The situation I’ve just described reflects a gradual and painful shift that was happening more broadly in the church in Latin America in the ’60s and ’70s and into the ’80s and that continued to be met through all those years with considerable resistance at various levels.  The church in its official positions and in the activity of its hierarchy during this period went from aligning itself with those who were in charge, the oligarchs and the government, to aligning itself voluntarily with those who were not in charge, the campesinos.  It began to take up the cause of the peasants in their struggle for economic and political rights.  In this process of taking the side of the poor in their struggle for a life of dignity in this world, the church made a choice very much like the one Moses had made when, after having been raised in the most elite strata of Egyptian society, he cast his lot with the Israelite slaves, and in so doing burned his bridges with the source of political power.  The movement in Latin America known as Liberation Theology has as its basic principle the insight that the God of the Bible is a God who liberates – it is his will that human beings be liberated not only from their own personal individual sins, in order to have eternal life in the world to come, but also from the unjust social and economic structures of sin in this world, in order to have lives of dignity here and now.   It's interesting that the context in which Moses made his choice, his preferential option for the poor, was when he actually went out from the privileged world he'd grown up in and saw, first-hand, the suffering of those at the bottom of his society.  It bothered him; it upset him -- to the point that he lashed out at one of the Egyptian oppressors and killed him.  The Latin American church in taking up the cause of the oppressed campesinos in El Salvador did not resort to violence, by and large; a very small number of priests did actually take up arms, but that was not typical, and none of the Jesuits who taught at the UCA participated in or endorsed violent revolution.  But they did see the need, as Moses had, to take sides in the circumstance of injustice that they saw was built into the very structure of Salvadoran society. 

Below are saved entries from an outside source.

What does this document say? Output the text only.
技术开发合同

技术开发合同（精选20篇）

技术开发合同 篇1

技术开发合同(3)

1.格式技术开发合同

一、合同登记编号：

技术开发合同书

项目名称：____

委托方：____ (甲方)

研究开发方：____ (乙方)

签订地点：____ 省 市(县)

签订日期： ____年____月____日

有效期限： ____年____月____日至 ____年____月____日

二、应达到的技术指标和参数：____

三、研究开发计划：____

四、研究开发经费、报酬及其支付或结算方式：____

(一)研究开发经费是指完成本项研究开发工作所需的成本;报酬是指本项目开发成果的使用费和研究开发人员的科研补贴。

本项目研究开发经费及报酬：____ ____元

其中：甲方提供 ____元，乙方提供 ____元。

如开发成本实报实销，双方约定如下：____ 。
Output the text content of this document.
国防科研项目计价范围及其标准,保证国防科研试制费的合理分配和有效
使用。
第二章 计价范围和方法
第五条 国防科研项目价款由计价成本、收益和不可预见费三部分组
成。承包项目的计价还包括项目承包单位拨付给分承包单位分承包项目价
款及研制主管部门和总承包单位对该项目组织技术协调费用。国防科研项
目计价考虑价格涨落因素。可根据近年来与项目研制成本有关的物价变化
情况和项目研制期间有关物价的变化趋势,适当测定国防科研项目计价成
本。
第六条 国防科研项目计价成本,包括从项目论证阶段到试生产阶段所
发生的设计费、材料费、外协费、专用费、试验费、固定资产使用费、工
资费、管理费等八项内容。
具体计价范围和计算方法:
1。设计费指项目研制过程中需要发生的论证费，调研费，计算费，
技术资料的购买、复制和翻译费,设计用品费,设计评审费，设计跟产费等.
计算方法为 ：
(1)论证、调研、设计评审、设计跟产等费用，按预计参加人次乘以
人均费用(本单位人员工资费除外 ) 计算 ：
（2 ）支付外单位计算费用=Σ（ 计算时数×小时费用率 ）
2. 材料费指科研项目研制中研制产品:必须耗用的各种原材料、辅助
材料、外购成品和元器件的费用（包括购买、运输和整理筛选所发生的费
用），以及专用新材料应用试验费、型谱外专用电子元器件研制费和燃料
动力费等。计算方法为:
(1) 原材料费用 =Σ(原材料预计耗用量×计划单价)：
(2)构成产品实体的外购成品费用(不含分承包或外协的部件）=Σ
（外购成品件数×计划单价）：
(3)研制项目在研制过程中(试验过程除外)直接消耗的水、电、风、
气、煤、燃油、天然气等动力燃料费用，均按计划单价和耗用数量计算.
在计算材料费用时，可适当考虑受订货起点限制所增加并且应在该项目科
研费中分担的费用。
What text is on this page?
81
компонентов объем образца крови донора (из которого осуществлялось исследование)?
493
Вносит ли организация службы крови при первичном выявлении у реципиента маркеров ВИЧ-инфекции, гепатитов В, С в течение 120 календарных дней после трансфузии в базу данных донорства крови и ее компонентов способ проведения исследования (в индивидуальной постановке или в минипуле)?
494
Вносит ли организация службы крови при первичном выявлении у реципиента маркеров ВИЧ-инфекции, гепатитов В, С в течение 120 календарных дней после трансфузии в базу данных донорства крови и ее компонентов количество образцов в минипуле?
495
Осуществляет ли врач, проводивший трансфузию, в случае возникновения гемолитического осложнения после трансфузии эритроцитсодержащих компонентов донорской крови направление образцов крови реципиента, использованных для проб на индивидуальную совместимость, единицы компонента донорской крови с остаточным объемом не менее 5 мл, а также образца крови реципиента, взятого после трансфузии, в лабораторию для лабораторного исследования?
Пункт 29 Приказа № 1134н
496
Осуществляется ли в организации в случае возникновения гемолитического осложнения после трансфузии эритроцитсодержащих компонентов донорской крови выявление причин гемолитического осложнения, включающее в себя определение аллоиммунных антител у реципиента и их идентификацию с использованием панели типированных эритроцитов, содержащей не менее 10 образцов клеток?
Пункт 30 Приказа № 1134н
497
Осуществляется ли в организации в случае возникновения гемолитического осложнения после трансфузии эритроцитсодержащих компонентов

A central insight of liberation theology emerges here:

This is that you really don't know what's going on in the world around you, you don't know what reality actually is, until you have seen things from the point of view of those of us in the human community who are poor.  Theirs is a point of view that is hidden from those who are not themselves in the position that the poor are in.  Jon Sobrino, a faculty member at the UCA who would surely have died that night with his fellow Jesuits had he not been in Thailand teaching a course at the time, has written that "the most real reality...is the life and death of the poor."[5]

I want to pause on that observation in order to bring out what liberation theology at its heart is getting at.  If it is true that, as Sobrino says, "the most real reality is the life and death of the poor," then making a conscious choice in one's own life to enter into the world of those of us in the human community who are poor isn't so much a moral thing one does because one should, because one is somehow supposed to, like a chore or an externally imposed obligation – this isn't what drove the Jesuit martyrs.  Certainly, the choice they made was a moral one, but at the deepest level, what they were doing wasn’t about morality but about reality.  They wanted to be in touch with the most real reality, the heart of reality.  Why the Jesuits at the UCA had come to believe they had to enter into the world of the poor was because they had come to see that if they didn't, they were cutting themselves off from what is, from the truth of reality itself.  Jesus is known to us in fact, in Christian tradition, as He who is, "ho ōn" (ὁ ὢν), sometimes translated as the Existing One, which comes from the "I am" of Exodus 3 when Moses asks God His name and God replies "I am who I am."  This name of God has given decisive shape to the whole stream of reflection in the western philosophical tradition on the question of being.  The question of being is the question of what is, and this from the biblical perspective is the same as the question of Who Is, that is, of God, the "I am who I am" with whom Jesus expressly identifies himself when in John's Gospel he says, "Before Abraham was, I am."(Jn. 8:58)  Well, what Liberation Theology perceived with extraordinary insight and what it brought out in a more forceful way than had been done before was that this reality of God, this reality of Being, the truth of What is – the truth of He who is -- Jesus Christ, the Ho on -- is given to us through the poor human being.  We can’t get at this most real reality of what is, of the world and of God and of ourselves as human beings and of sin in order to be saved from it, unless we are in touch with those human beings among us who have the least.  It is with them that we know Jesus precisely identifies himself when he says in Matthew’s Gospel that when you care for one of the least of these my brothers and sisters, you care for me. 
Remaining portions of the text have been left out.